Although as said above, you really should just think of them as finger positions and
not as modes.




G Melodic Minor

E A G D B E
| | | | | |
o o | o | | 3
| | o | | | 4
o o o o o o 5
o | | | | o 6
| o o o o | 7
| | | | o o 8
| | | | | |


E A G D B E
| | | | | |
o o o o | | 5
o | | | | o 6
| o o o o | 7
o | o | o o 8
| o | o | | 9
| | | | o o 10
| | | | | |


E A G D B E
| | | | | |
o | | | | | 6
| o o o | | 7
o | o | o o 8
| o | o | | 9
o o o | o o 10
| | | o o | 11
| | | | | o 12


E A G D B E
| | | | | |
o | o | | | 8
| o | o | | 9
o o o | o o 10
| | | o o | 11
o o o o | o 12
| | | | o | 13
| | | | | o 14


E A G D B E
| | | | | |
o o o | | | 10 
| | | o o | 11
o o o o | o 12
| o | | o | 13
o | o o | o 14
| | | | o o 15
| | | | | |


E A G D B E
| | | | | |
o o o o | | 12
| o | | o | 13
o | o o | o 14
o o | o o o 15
| | o | | | 16 
| | | | o o 17
| | | | | |


E A G D B E
| | | | | |
| o | | | | 13
o | o o | | 14
o o | o o o 15
| | o | | | 16
o o o o o o 17
| | | | | o 18
| | | | o | 19




G Harmonic Minor


E A G D B E
| | | | | |
| | | | | |
o o | o | | 3
| | o | o | 4
o o o o | o 5
o o | | | o 6
| | o o o | 7
| | | | o o 8

E A G D B E
| | | | | |
o o o o | | 5
o o | | | o 6
| | o o o | 7
o | o o o o 8
| o | | | | 9
| | | | o o 10
| | | | | |

E A G D B E
| | | | | |
o o | | | | 6
| | o o | | 7
o | o o o o 8
| o | | | | 9
o o o | o o 10
| | | o o o 11
| | | | | |

E A G D B E
| | | | | |
o | o o | | 8
| o | | | | 9
o o o | o o 10
o | | o o o 11
| o o o | | 12
| | | | o | 13
| | | | | o 14
| | | | | |

E A G D B E
| | | | | |
o o o | | | 10
o | | o o o 11
| o o o | | 12
| o o | o | 13
o | | o | o 14
| | | | o o 15
| | | | | |

E A G D B E
| | | | | |
o | | | | | 11
| o o o | | 12
| o o | o | 13
o | | o | o 14
o o | o o o 15
| | o | o | 16
| | | | | o 17

E A G D B E
| | | | | |
| o o | | | 13
o | | o | | 14
o o | o o o 15
| | o | o | 16
o o o o | o 17
| | | | | o 18
| | | | o | 19


#11
Okay, Renold.
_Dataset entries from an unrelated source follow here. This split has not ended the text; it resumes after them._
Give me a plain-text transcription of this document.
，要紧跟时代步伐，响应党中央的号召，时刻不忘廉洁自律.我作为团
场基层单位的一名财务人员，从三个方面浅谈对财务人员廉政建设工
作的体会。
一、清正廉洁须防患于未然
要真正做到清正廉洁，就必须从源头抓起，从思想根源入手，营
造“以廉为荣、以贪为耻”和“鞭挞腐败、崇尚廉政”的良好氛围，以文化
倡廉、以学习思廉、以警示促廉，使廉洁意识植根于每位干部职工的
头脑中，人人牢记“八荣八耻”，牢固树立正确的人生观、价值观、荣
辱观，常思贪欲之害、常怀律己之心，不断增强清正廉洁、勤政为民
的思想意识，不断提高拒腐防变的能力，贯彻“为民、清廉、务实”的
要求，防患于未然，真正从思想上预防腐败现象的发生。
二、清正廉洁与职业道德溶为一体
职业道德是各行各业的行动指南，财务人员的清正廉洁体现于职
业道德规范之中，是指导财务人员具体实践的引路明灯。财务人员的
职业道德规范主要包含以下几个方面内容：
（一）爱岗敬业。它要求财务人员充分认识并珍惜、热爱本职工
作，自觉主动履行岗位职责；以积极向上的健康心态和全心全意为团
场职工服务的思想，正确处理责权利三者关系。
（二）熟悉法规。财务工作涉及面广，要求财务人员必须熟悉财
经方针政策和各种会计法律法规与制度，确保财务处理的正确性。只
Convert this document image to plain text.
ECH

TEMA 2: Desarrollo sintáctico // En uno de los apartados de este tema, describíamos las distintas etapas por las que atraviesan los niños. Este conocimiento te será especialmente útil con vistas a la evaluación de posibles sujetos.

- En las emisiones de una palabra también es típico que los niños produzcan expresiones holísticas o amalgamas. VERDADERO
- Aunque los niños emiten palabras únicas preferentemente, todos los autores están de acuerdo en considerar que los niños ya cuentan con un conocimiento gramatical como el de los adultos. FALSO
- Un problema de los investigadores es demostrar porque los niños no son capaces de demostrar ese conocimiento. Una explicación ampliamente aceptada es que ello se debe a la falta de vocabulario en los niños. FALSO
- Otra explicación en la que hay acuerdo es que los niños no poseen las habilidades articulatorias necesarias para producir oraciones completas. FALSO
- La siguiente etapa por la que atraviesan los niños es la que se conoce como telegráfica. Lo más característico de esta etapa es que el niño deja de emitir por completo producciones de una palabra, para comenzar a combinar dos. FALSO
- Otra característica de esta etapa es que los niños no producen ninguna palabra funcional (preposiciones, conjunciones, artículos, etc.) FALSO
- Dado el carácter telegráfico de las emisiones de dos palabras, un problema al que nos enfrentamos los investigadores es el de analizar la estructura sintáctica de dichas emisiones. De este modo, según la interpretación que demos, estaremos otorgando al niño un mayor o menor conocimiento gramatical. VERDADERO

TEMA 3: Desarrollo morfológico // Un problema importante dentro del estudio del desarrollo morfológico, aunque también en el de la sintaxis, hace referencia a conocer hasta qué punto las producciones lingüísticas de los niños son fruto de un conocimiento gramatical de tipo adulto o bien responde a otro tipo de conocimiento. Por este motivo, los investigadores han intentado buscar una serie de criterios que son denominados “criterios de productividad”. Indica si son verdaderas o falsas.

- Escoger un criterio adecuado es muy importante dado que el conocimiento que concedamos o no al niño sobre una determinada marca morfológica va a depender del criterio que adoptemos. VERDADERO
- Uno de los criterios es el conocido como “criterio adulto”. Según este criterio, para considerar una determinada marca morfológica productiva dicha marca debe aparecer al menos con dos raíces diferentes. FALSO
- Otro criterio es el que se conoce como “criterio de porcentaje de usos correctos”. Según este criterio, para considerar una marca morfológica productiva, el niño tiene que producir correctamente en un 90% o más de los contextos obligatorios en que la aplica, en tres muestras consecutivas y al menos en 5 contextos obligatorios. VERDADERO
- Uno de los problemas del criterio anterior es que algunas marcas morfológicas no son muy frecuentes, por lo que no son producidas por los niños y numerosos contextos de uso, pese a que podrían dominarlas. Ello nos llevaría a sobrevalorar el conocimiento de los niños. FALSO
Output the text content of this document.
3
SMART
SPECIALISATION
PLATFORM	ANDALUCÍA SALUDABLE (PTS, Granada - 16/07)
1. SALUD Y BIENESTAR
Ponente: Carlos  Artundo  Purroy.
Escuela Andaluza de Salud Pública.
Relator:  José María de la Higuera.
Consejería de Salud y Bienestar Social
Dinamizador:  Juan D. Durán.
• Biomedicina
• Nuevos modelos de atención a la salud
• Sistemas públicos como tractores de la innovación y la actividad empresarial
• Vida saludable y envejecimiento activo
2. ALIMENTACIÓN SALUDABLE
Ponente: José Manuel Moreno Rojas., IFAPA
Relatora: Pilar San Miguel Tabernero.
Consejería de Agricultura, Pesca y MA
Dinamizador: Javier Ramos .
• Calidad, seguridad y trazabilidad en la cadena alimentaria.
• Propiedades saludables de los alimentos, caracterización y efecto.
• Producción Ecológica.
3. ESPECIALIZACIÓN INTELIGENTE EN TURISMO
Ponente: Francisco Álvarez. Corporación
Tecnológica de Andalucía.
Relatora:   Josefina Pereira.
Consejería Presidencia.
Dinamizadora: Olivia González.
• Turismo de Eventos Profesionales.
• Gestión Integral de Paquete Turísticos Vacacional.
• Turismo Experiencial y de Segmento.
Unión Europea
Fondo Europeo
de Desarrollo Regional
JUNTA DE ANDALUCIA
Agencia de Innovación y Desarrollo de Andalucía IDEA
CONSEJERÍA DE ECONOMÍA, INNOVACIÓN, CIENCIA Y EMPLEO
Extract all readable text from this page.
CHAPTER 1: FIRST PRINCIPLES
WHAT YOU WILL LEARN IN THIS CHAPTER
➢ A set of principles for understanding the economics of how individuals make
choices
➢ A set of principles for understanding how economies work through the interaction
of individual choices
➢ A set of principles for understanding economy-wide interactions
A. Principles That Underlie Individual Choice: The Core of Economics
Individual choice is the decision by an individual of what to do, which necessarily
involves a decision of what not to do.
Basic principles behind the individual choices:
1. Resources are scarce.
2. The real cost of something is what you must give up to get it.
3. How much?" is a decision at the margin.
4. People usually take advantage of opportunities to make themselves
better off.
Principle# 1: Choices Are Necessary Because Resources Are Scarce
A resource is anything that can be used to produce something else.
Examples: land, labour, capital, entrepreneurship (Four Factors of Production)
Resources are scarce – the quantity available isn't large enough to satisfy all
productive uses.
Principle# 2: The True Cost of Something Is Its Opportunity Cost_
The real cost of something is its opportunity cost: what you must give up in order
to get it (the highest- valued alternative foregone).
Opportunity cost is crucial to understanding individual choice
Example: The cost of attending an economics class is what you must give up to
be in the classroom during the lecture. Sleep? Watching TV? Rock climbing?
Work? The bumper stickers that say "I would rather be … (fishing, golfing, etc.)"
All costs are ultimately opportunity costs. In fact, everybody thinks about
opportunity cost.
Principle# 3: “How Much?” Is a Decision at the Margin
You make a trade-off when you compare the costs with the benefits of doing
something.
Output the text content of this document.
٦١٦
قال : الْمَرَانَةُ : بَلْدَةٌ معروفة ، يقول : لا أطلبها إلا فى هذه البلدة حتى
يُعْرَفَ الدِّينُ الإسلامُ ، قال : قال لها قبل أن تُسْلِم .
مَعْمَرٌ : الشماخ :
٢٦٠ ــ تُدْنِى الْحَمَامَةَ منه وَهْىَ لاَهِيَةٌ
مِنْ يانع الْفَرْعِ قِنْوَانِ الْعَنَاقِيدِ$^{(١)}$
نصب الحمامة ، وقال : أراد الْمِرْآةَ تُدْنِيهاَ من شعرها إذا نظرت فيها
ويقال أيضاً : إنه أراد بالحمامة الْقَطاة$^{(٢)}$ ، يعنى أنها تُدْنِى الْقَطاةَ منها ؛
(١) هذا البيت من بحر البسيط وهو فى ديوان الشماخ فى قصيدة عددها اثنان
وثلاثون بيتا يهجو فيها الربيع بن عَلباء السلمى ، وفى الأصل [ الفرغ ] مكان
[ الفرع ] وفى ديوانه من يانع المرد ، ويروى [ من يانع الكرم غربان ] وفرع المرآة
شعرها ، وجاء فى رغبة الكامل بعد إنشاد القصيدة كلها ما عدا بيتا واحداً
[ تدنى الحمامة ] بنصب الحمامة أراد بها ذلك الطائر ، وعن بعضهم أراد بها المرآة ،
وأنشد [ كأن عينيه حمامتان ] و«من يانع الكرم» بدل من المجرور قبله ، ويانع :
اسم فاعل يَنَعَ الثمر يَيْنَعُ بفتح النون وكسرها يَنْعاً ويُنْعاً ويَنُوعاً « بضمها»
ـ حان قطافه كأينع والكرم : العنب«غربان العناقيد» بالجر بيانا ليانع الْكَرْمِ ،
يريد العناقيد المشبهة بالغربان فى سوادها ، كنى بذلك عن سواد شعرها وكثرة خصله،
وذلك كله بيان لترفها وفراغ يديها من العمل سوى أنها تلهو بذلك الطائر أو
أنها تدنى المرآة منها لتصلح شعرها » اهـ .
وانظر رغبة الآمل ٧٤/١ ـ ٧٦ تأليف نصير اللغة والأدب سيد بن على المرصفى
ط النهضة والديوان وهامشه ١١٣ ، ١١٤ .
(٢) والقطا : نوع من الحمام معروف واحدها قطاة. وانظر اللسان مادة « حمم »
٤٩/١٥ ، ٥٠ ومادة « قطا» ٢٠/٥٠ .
If you want a "home" pattern, the way the 5th fret is "home" for the Am Pentatonic, just play whichever pattern contains the root on the E string and is the lowest note in the pattern. If you want A Harmonic Minor, the 5th fret is home. If you want e Phrygian Dominant, the 12th fret pattern is home.

But you need to understand that a pattern can be many scales depending on the context.
#12
if you know the modes...Playing the scales Renold listed is simple.
Follow the instructions...Lydian b2...Play the lydian with a b2.


Phyrgain dominate...play the Phyrgain with a 3rd instead of a b3rd.